The wavelet power spectrum, W (b, a), is shown. The amplitude of this transform was obtained from its absolute value and color-coded. A scalogram was drawn with the Y-axis representing the frequency band as 181 pixels and the X-axis representing time. One pixel on the X-axis was 50 μs.
$${WT}_{A}=\frac{{WT}_{S}}{{N}_{X} \times {N}_{Y}(f)}$$
WTA: Wavelet transform coefficient per pixel in each frequency band.
WTS: Summation of wavelet transform coefficient in each frequency band.
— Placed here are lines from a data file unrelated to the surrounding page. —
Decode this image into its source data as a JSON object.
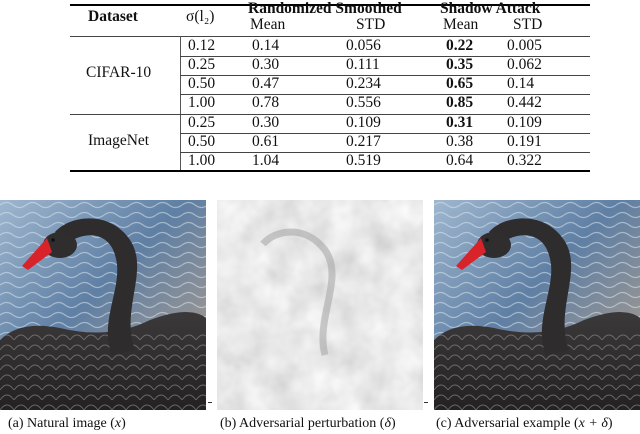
{
  "table": {
    "headers": {
      "dataset": "Dataset",
      "sigma": "σ(l₂)",
      "randomized_smoothed": "Randomized Smoothed",
      "shadow_attack": "Shadow Attack",
      "mean": "Mean",
      "std": "STD"
    },
    "groups": [
      {
        "dataset": "CIFAR-10",
        "rows": [
          {
            "sigma": "0.12",
            "rs_mean": "0.14",
            "rs_std": "0.056",
            "sa_mean": "0.22",
            "sa_std": "0.005",
            "sa_mean_bold": true
          },
          {
            "sigma": "0.25",
            "rs_mean": "0.30",
            "rs_std": "0.111",
            "sa_mean": "0.35",
            "sa_std": "0.062",
            "sa_mean_bold": true
          },
          {
            "sigma": "0.50",
            "rs_mean": "0.47",
            "rs_std": "0.234",
            "sa_mean": "0.65",
            "sa_std": "0.14",
            "sa_mean_bold": true
          },
          {
            "sigma": "1.00",
            "rs_mean": "0.78",
            "rs_std": "0.556",
            "sa_mean": "0.85",
            "sa_std": "0.442",
            "sa_mean_bold": true
          }
        ]
      },
      {
        "dataset": "ImageNet",
        "rows": [
          {
            "sigma": "0.25",
            "rs_mean": "0.30",
            "rs_std": "0.109",
            "sa_mean": "0.31",
            "sa_std": "0.109",
            "sa_mean_bold": true
          },
          {
            "sigma": "0.50",
            "rs_mean": "0.61",
            "rs_std": "0.217",
            "sa_mean": "0.38",
            "sa_std": "0.191",
            "sa_mean_bold": false
          },
          {
            "sigma": "1.00",
            "rs_mean": "1.04",
            "rs_std": "0.519",
            "sa_mean": "0.64",
            "sa_std": "0.322",
            "sa_mean_bold": false
          }
        ]
      }
    ]
  },
  "figures": [
    {
      "id": "natural",
      "caption": "(a) Natural image (",
      "var": "x",
      "tail": ")",
      "icon": "black-swan-photo"
    },
    {
      "id": "perturbation",
      "caption": "(b) Adversarial perturbation (",
      "var": "δ",
      "tail": ")",
      "icon": "gray-noise-image"
    },
    {
      "id": "adversarial",
      "caption": "(c) Adversarial example (",
      "var": "x + δ",
      "tail": ")",
      "icon": "black-swan-photo"
    }
  ],
  "colors": {
    "water": "#6f8fb0",
    "swan": "#2e2b2c",
    "beak": "#d8232a",
    "noise": "#a9a9a9"
  }
}
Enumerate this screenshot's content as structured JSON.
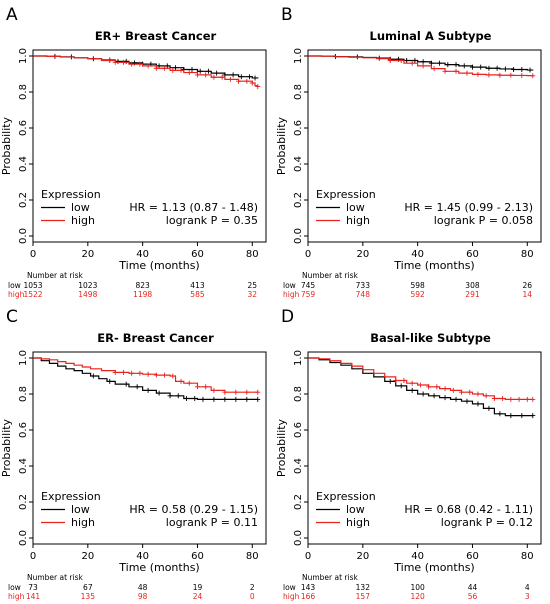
{
  "chart_data": [
    {
      "panel_letter": "A",
      "type": "line",
      "title": "ER+ Breast Cancer",
      "xlabel": "Time (months)",
      "ylabel": "Probability",
      "xlim": [
        0,
        85
      ],
      "ylim": [
        0,
        1
      ],
      "x_ticks": [
        "0",
        "20",
        "40",
        "60",
        "80"
      ],
      "y_ticks": [
        "0.0",
        "0.2",
        "0.4",
        "0.6",
        "0.8",
        "1.0"
      ],
      "grid": false,
      "legend": {
        "title": "Expression",
        "placement": "bottom-left",
        "entries": [
          "low",
          "high"
        ]
      },
      "hr": "HR = 1.13 (0.87 - 1.48)",
      "logrank": "logrank P = 0.35",
      "risk_table": {
        "heading": "Number at risk",
        "times": [
          0,
          20,
          40,
          60,
          80
        ],
        "rows": [
          {
            "label": "low",
            "values": [
              "1053",
              "1023",
              "823",
              "413",
              "25"
            ]
          },
          {
            "label": "high",
            "values": [
              "1522",
              "1498",
              "1198",
              "585",
              "32"
            ]
          }
        ]
      },
      "series": [
        {
          "name": "low",
          "color": "#000000",
          "x": [
            0,
            5,
            10,
            15,
            20,
            25,
            30,
            35,
            40,
            45,
            50,
            55,
            60,
            65,
            70,
            75,
            80,
            82
          ],
          "y": [
            1.0,
            0.998,
            0.995,
            0.99,
            0.985,
            0.978,
            0.97,
            0.962,
            0.955,
            0.945,
            0.935,
            0.925,
            0.915,
            0.905,
            0.895,
            0.885,
            0.878,
            0.875
          ],
          "censor_x": [
            8,
            14,
            22,
            28,
            31,
            34,
            37,
            40,
            43,
            46,
            49,
            52,
            55,
            58,
            61,
            64,
            67,
            70,
            73,
            76,
            79,
            81
          ]
        },
        {
          "name": "high",
          "color": "#e8231c",
          "x": [
            0,
            5,
            10,
            15,
            20,
            25,
            30,
            35,
            40,
            45,
            50,
            55,
            60,
            65,
            70,
            75,
            80,
            81,
            82
          ],
          "y": [
            1.0,
            0.998,
            0.994,
            0.99,
            0.985,
            0.975,
            0.965,
            0.955,
            0.945,
            0.932,
            0.92,
            0.908,
            0.895,
            0.882,
            0.87,
            0.86,
            0.85,
            0.835,
            0.83
          ],
          "censor_x": [
            28,
            30,
            33,
            36,
            39,
            42,
            45,
            48,
            51,
            54,
            57,
            60,
            63,
            66,
            69,
            72,
            75,
            78,
            80,
            82
          ]
        }
      ]
    },
    {
      "panel_letter": "B",
      "type": "line",
      "title": "Luminal A Subtype",
      "xlabel": "Time (months)",
      "ylabel": "Probability",
      "xlim": [
        0,
        85
      ],
      "ylim": [
        0,
        1
      ],
      "x_ticks": [
        "0",
        "20",
        "40",
        "60",
        "80"
      ],
      "y_ticks": [
        "0.0",
        "0.2",
        "0.4",
        "0.6",
        "0.8",
        "1.0"
      ],
      "grid": false,
      "legend": {
        "title": "Expression",
        "placement": "bottom-left",
        "entries": [
          "low",
          "high"
        ]
      },
      "hr": "HR = 1.45 (0.99 - 2.13)",
      "logrank": "logrank P = 0.058",
      "risk_table": {
        "heading": "Number at risk",
        "times": [
          0,
          20,
          40,
          60,
          80
        ],
        "rows": [
          {
            "label": "low",
            "values": [
              "745",
              "733",
              "598",
              "308",
              "26"
            ]
          },
          {
            "label": "high",
            "values": [
              "759",
              "748",
              "592",
              "291",
              "14"
            ]
          }
        ]
      },
      "series": [
        {
          "name": "low",
          "color": "#000000",
          "x": [
            0,
            5,
            10,
            15,
            20,
            25,
            30,
            35,
            40,
            45,
            50,
            55,
            60,
            65,
            70,
            75,
            80,
            82
          ],
          "y": [
            1.0,
            0.999,
            0.997,
            0.995,
            0.992,
            0.988,
            0.982,
            0.975,
            0.968,
            0.96,
            0.952,
            0.945,
            0.938,
            0.932,
            0.928,
            0.925,
            0.922,
            0.92
          ],
          "censor_x": [
            10,
            18,
            26,
            30,
            33,
            36,
            39,
            42,
            45,
            48,
            51,
            54,
            57,
            60,
            63,
            66,
            69,
            72,
            75,
            78,
            81
          ]
        },
        {
          "name": "high",
          "color": "#e8231c",
          "x": [
            0,
            5,
            10,
            15,
            20,
            25,
            30,
            35,
            40,
            45,
            50,
            55,
            60,
            65,
            70,
            75,
            80,
            82
          ],
          "y": [
            1.0,
            0.999,
            0.996,
            0.993,
            0.99,
            0.985,
            0.975,
            0.96,
            0.945,
            0.93,
            0.915,
            0.905,
            0.898,
            0.895,
            0.893,
            0.892,
            0.891,
            0.89
          ],
          "censor_x": [
            30,
            34,
            38,
            42,
            46,
            50,
            54,
            58,
            62,
            66,
            70,
            74,
            78,
            82
          ]
        }
      ]
    },
    {
      "panel_letter": "C",
      "type": "line",
      "title": "ER- Breast Cancer",
      "xlabel": "Time (months)",
      "ylabel": "Probability",
      "xlim": [
        0,
        85
      ],
      "ylim": [
        0,
        1
      ],
      "x_ticks": [
        "0",
        "20",
        "40",
        "60",
        "80"
      ],
      "y_ticks": [
        "0.0",
        "0.2",
        "0.4",
        "0.6",
        "0.8",
        "1.0"
      ],
      "grid": false,
      "legend": {
        "title": "Expression",
        "placement": "bottom-left",
        "entries": [
          "low",
          "high"
        ]
      },
      "hr": "HR = 0.58 (0.29 - 1.15)",
      "logrank": "logrank P = 0.11",
      "risk_table": {
        "heading": "Number at risk",
        "times": [
          0,
          20,
          40,
          60,
          80
        ],
        "rows": [
          {
            "label": "low",
            "values": [
              "73",
              "67",
              "48",
              "19",
              "2"
            ]
          },
          {
            "label": "high",
            "values": [
              "141",
              "135",
              "98",
              "24",
              "0"
            ]
          }
        ]
      },
      "series": [
        {
          "name": "low",
          "color": "#000000",
          "x": [
            0,
            3,
            6,
            9,
            12,
            15,
            18,
            21,
            24,
            27,
            30,
            35,
            40,
            45,
            50,
            55,
            60,
            65,
            70,
            75,
            80,
            82
          ],
          "y": [
            1.0,
            0.985,
            0.97,
            0.955,
            0.94,
            0.93,
            0.915,
            0.9,
            0.885,
            0.87,
            0.855,
            0.84,
            0.82,
            0.805,
            0.79,
            0.775,
            0.77,
            0.77,
            0.77,
            0.77,
            0.77,
            0.77
          ],
          "censor_x": [
            22,
            28,
            34,
            38,
            42,
            46,
            50,
            53,
            56,
            59,
            62,
            66,
            70,
            74,
            78,
            82
          ]
        },
        {
          "name": "high",
          "color": "#e8231c",
          "x": [
            0,
            3,
            6,
            9,
            12,
            15,
            18,
            21,
            25,
            30,
            35,
            40,
            45,
            50,
            52,
            55,
            60,
            65,
            70,
            75,
            80,
            82
          ],
          "y": [
            1.0,
            0.995,
            0.99,
            0.98,
            0.97,
            0.96,
            0.95,
            0.94,
            0.93,
            0.92,
            0.915,
            0.91,
            0.905,
            0.9,
            0.87,
            0.86,
            0.84,
            0.82,
            0.81,
            0.81,
            0.81,
            0.81
          ],
          "censor_x": [
            30,
            33,
            36,
            39,
            42,
            45,
            48,
            51,
            54,
            57,
            60,
            63,
            66,
            70,
            74,
            78,
            82
          ]
        }
      ]
    },
    {
      "panel_letter": "D",
      "type": "line",
      "title": "Basal-like Subtype",
      "xlabel": "Time (months)",
      "ylabel": "Probability",
      "xlim": [
        0,
        85
      ],
      "ylim": [
        0,
        1
      ],
      "x_ticks": [
        "0",
        "20",
        "40",
        "60",
        "80"
      ],
      "y_ticks": [
        "0.0",
        "0.2",
        "0.4",
        "0.6",
        "0.8",
        "1.0"
      ],
      "grid": false,
      "legend": {
        "title": "Expression",
        "placement": "bottom-left",
        "entries": [
          "low",
          "high"
        ]
      },
      "hr": "HR = 0.68 (0.42 - 1.11)",
      "logrank": "logrank P = 0.12",
      "risk_table": {
        "heading": "Number at risk",
        "times": [
          0,
          20,
          40,
          60,
          80
        ],
        "rows": [
          {
            "label": "low",
            "values": [
              "143",
              "132",
              "100",
              "44",
              "4"
            ]
          },
          {
            "label": "high",
            "values": [
              "166",
              "157",
              "120",
              "56",
              "3"
            ]
          }
        ]
      },
      "series": [
        {
          "name": "low",
          "color": "#000000",
          "x": [
            0,
            4,
            8,
            12,
            16,
            20,
            24,
            28,
            32,
            36,
            40,
            44,
            48,
            52,
            56,
            60,
            64,
            68,
            72,
            76,
            80,
            82
          ],
          "y": [
            1.0,
            0.99,
            0.975,
            0.96,
            0.94,
            0.915,
            0.895,
            0.87,
            0.845,
            0.82,
            0.8,
            0.79,
            0.78,
            0.77,
            0.76,
            0.745,
            0.72,
            0.69,
            0.68,
            0.68,
            0.68,
            0.68
          ],
          "censor_x": [
            30,
            34,
            38,
            42,
            46,
            50,
            54,
            58,
            62,
            66,
            70,
            74,
            78,
            82
          ]
        },
        {
          "name": "high",
          "color": "#e8231c",
          "x": [
            0,
            4,
            8,
            12,
            16,
            20,
            24,
            28,
            32,
            36,
            40,
            44,
            48,
            52,
            56,
            60,
            64,
            68,
            72,
            76,
            80,
            82
          ],
          "y": [
            1.0,
            0.995,
            0.985,
            0.97,
            0.955,
            0.935,
            0.915,
            0.895,
            0.875,
            0.86,
            0.85,
            0.84,
            0.83,
            0.82,
            0.81,
            0.8,
            0.79,
            0.775,
            0.77,
            0.77,
            0.77,
            0.77
          ],
          "censor_x": [
            32,
            35,
            38,
            41,
            44,
            47,
            50,
            53,
            56,
            59,
            62,
            65,
            68,
            71,
            74,
            77,
            80,
            82
          ]
        }
      ]
    }
  ]
}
NX: Number of pixels on X-axis.
NY(f): Number of pixels on Y-axis, f is the frequency band.
CMOS–MEA measurements
For the Maxone system, neurons cultured on SCAD devices were transferred to CMOS–MEA plates and incubated for 15 min at 37 °C with 5% CO2 just before measurement. A whole-sample active scan followed by a local active recording were performed for each sample based on the manufacturer’s protocol. Briefly, about 1,020 electrodes that recorded relative high spike amplitude were selected during a whole-sample active scan divided into several blocks. Then, spontaneous firing activities were recorded on these selected electrodes, and the spike amplitude data were outputted for MATLAB analysis. To calculate the velocity of the synaptic propagation between single firing neurons, the location of firing neurons was determined from the magnitude of the spike amplitude, and a raster plot was generated for the identified neurons to detect the propagation delay between neurons. The network propagation velocity was calculated from the distance between neurons, and the delay before the first spike appeared in the NB of each neuron (Fig. 6A). To calculate axon conduction velocity for peripheral neurons, the pathway map of the axon conduction and the axon traces were identified based on the magnitude of the spike amplitude. Briefly, cell bodies of firing neuron were identified based on the magnitude of the spike amplitude after a local active recording, as described above. Then, the average waveform of every electrode during a very short period before and after the firing time point of one certain identified neuron (i.e., 1.5 ms before the firing time point of cell body and 2.5 ms after that, totally 4 ms), was calculated. And electrodes with relatively similar waveform pattern were manually picked up as the signal pathway of axonal conduction. This progress would be repeated for every identified cell body, to find its pertinent axonal pathway. Finally, the axonal conduction velocity was calculated using a linear fit of the interelectrode distance versus the spike-time latency (Fig. 6B).
Statistics
One-way ANOVA followed by Dunnett’s test was used to determine the significance of the differences between 2D cultured neurons and neurons cultured on SCAD devices (Fig. 2B), and the differences between each drug concentration and the vehicle (Figs. 3B, 4A, 5C). The differences between between low-frequency components before TBS and after TBS (Fig. 4B) were analyzed using two-tailed paired Student’s t-test.